Tras leer el anuncio, el Mecánico ha pegado un salto casi hasta el techo.
Abrazó al Agente de Seguros y le ha dado unas palmadas en la espalda gritando: "¿Lo ves? ¿Lo ves? ¡Ya te dije que lo conseguiríamos! ¡Mi idea ha dado resultado! ¡Un millón, eso es lo que tenemos!" El más pausado de nosotros, es decir, el Perito Mercantil, ha procurado calmarle diciendo: "Todavía no lo tenemos en nuestro poder, por consiguiente, todavía no podemos celebrarlo".
Pero el Mecánico ha hecho caso omiso de sus recelos y ha dicho canturreando: "¡Está en el banco! ¡Es nuestro, es nuestro!" Su entusiasmo resultaba tan contagioso que, al final, el Perito Mercantil se ha dejado convencer y ha accedido a participar en la alegría general.
Aunque yo había censurado desde el principio aquella transacción, no deseaba ser un aguafiestas.
He sonreído y les he felicitado.
El Agente de Seguros ya estaba trayendo whisky, hielo y vasos e insistía en que brindáramos por el día más memorable de nuestras vacaciones.
Yo he aceptado un trago y he participado hipócritamente del brindis por el día más memorable a pesar de constarme en mi fuero interno que no se trataba del día más memorable.
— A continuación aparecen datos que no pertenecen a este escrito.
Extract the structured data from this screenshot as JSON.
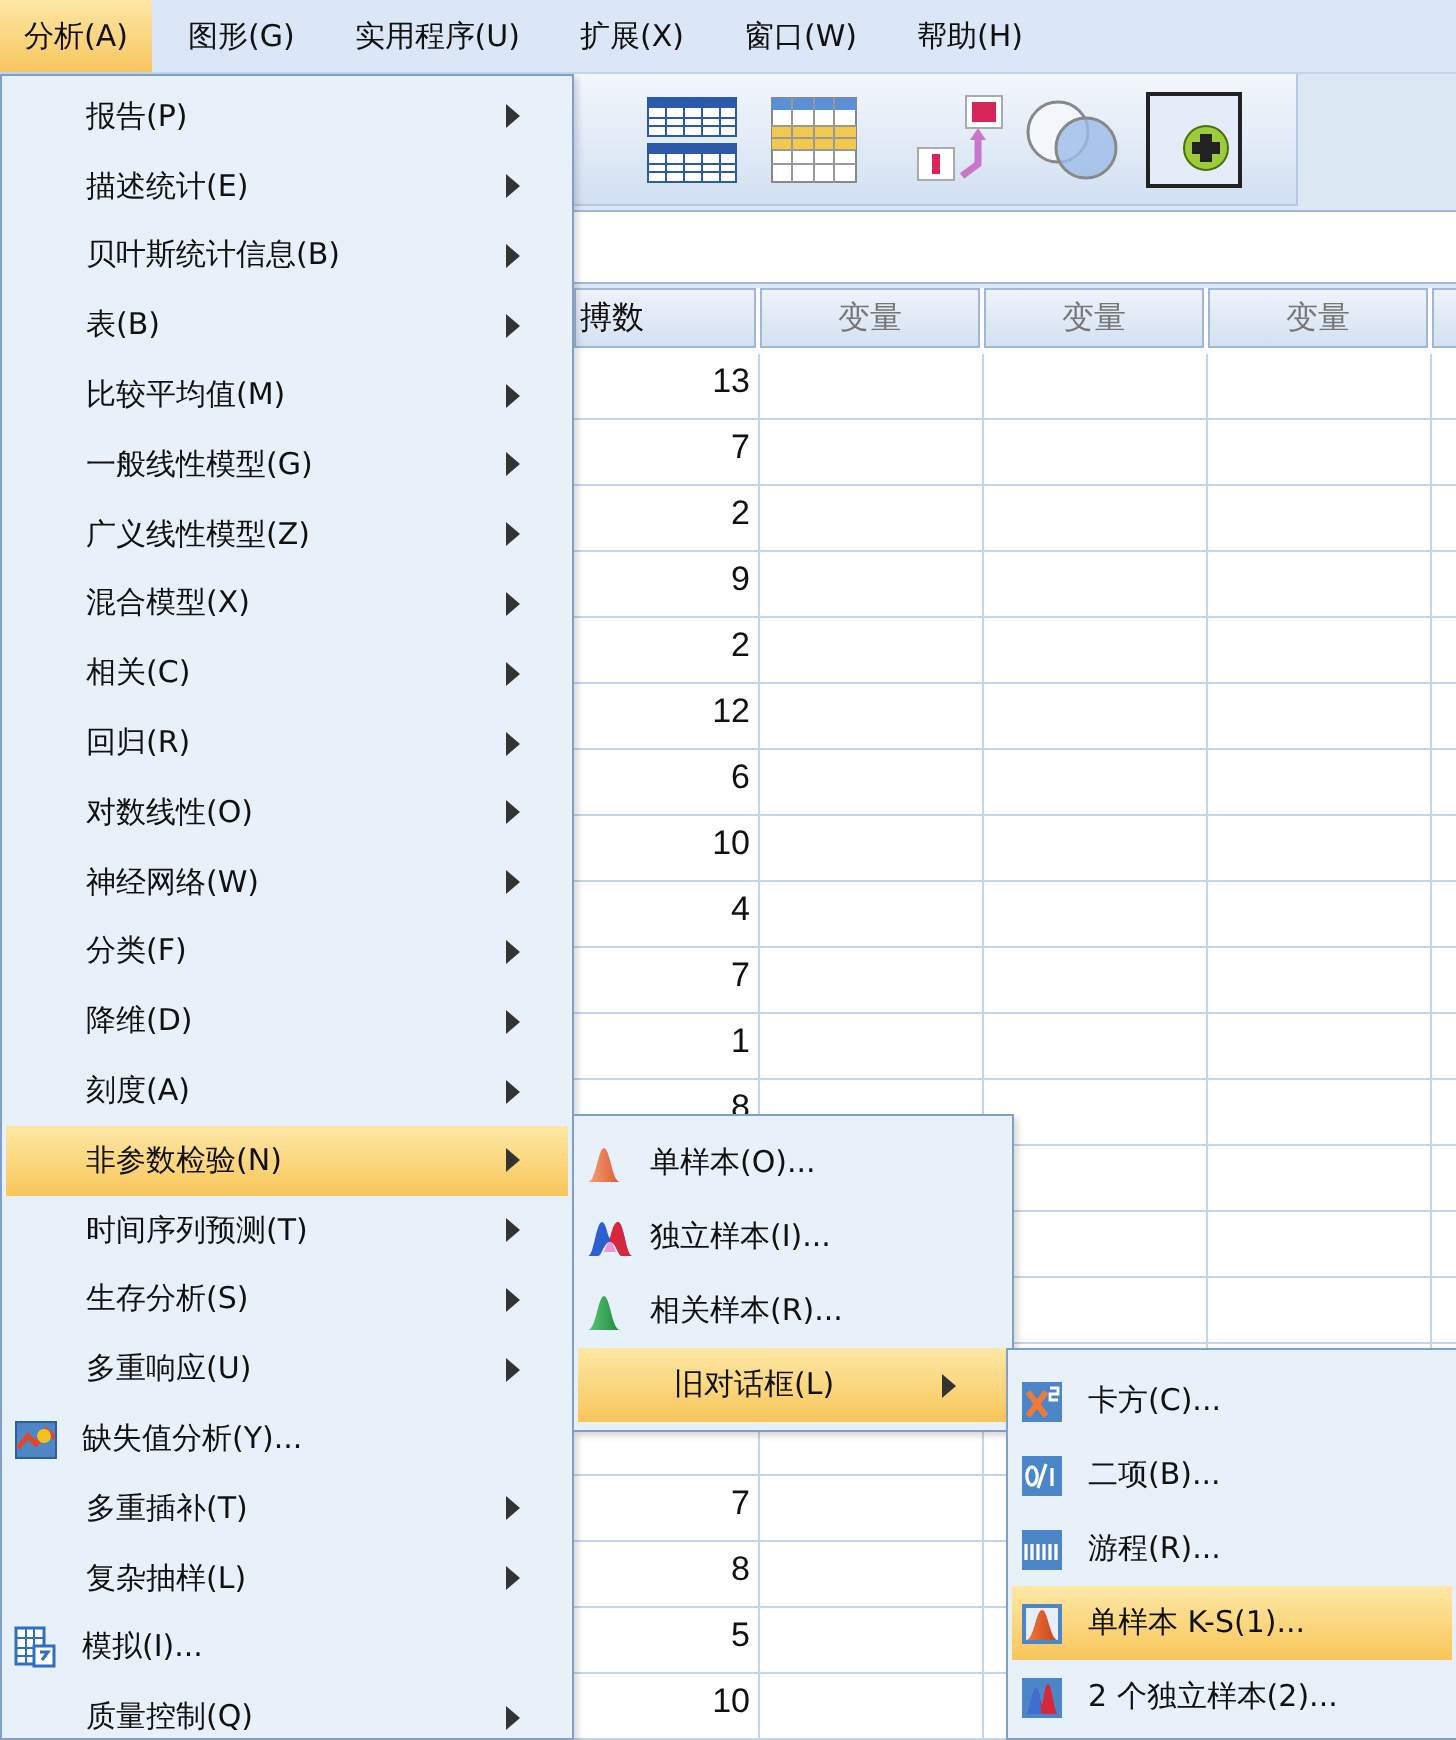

Mi mejor día fue aquel en que gané todo el amor del Objeto, y alcancé la dicha de unirme a ella.
Sabía que la satisfacción que nace del amor jamás podría ser comparable al burdo placer que procede de las ganancias materiales.
Mientras nos trasladábamos con nuestras bebidas al salón, he tenido ocasión de comprobar que el hecho de alcanzar el éxito con la mujer más deseable de la tierra jamás puede compararse con el éxito de la riqueza repentina.